RT is a fantastic guitarist – I saw him at Colston Hall quite a few years ago and was on the front row – close enough to see that he was playing rhythm *and* lead at the same time.


A bit more from the 80s – The Mission’s Tower of Strength, 12″ version. I had this at the time, but it went with most of my vinyl in the 90s and I re-bought it when I saw it in a charity shop a couple of years ago.

It’s a big long brooding track, great bass, proper goth guitars and a fab drum line.


Just the one track from Led Zeppelin’s House of the Holy.

Kashmir. Of course it’s bloody Kashmir. It needs no introduction.

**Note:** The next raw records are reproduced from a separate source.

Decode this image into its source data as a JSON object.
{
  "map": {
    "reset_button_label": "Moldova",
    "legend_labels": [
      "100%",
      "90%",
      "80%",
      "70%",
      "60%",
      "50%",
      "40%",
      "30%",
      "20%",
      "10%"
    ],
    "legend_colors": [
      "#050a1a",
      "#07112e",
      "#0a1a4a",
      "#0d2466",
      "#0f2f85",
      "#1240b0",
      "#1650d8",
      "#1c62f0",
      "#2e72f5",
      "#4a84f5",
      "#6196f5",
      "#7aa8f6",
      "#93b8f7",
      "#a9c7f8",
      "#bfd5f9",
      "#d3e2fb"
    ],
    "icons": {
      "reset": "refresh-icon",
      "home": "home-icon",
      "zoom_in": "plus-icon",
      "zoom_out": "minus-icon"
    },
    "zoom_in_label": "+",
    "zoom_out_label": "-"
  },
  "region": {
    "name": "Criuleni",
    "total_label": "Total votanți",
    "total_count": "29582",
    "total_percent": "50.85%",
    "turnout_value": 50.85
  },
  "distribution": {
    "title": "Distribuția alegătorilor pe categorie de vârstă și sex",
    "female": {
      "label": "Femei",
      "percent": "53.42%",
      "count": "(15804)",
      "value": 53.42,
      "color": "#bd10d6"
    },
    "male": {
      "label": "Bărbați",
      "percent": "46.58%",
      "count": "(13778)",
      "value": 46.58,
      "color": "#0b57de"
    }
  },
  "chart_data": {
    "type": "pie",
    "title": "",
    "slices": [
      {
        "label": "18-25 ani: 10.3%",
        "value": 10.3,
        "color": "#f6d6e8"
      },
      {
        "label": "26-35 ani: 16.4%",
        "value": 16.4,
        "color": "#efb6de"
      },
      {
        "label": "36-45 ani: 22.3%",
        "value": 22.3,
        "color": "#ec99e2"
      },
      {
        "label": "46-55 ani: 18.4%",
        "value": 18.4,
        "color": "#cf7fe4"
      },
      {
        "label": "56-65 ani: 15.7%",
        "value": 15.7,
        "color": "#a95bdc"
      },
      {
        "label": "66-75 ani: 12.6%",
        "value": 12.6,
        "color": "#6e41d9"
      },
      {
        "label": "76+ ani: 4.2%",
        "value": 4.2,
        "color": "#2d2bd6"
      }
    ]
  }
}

SWMBO wanted to listen to Celebration Day but unfortunately that’s on Led Zep 3, which I don’t have on vinyl.


Controversial here – a spot of digital, two Who tracks.

First up was The Ox, which is an amazing instrumental – pounding bass and drums, Townsend on guitar, plus crucially Nicky Hopkins on piano. Find it and listen to it – it’s tremendous.

Then we had My Generation from Live at the Fillmore East 1968. The second disc of this only has 1 track – but it’s this 30+ minute jam.

It’s raw, it’s loud, it’s a fantastic racket.


OK Computer by Radiohead, so it’s obviously Paranoid Android.

Epic, it’s bloody epic. Just extraordinary.


A tradition is that whenever I’ve been picking the records, I have to put on some Nick Drake for SWMBO. To be fair, she doesn’t usually mind what I out on – as long as it’s not Springsteen – but this is a nice way to finish the evening.

The one song that always gets played is Saturday Sun from Five Leaves Left. Even if we play the whole album, we play Saturday Sun and then the album. It’s a lovely, beautiful song with a gentle warm sound – mainly due to the vibraphone.


And that was it for the night. At this point I realised that I had drunk far too much and decided it was time to retire for the night. The spirits seemed like such a good idea at the time, but Sunday’s hangover reminded me that it really wasn’t.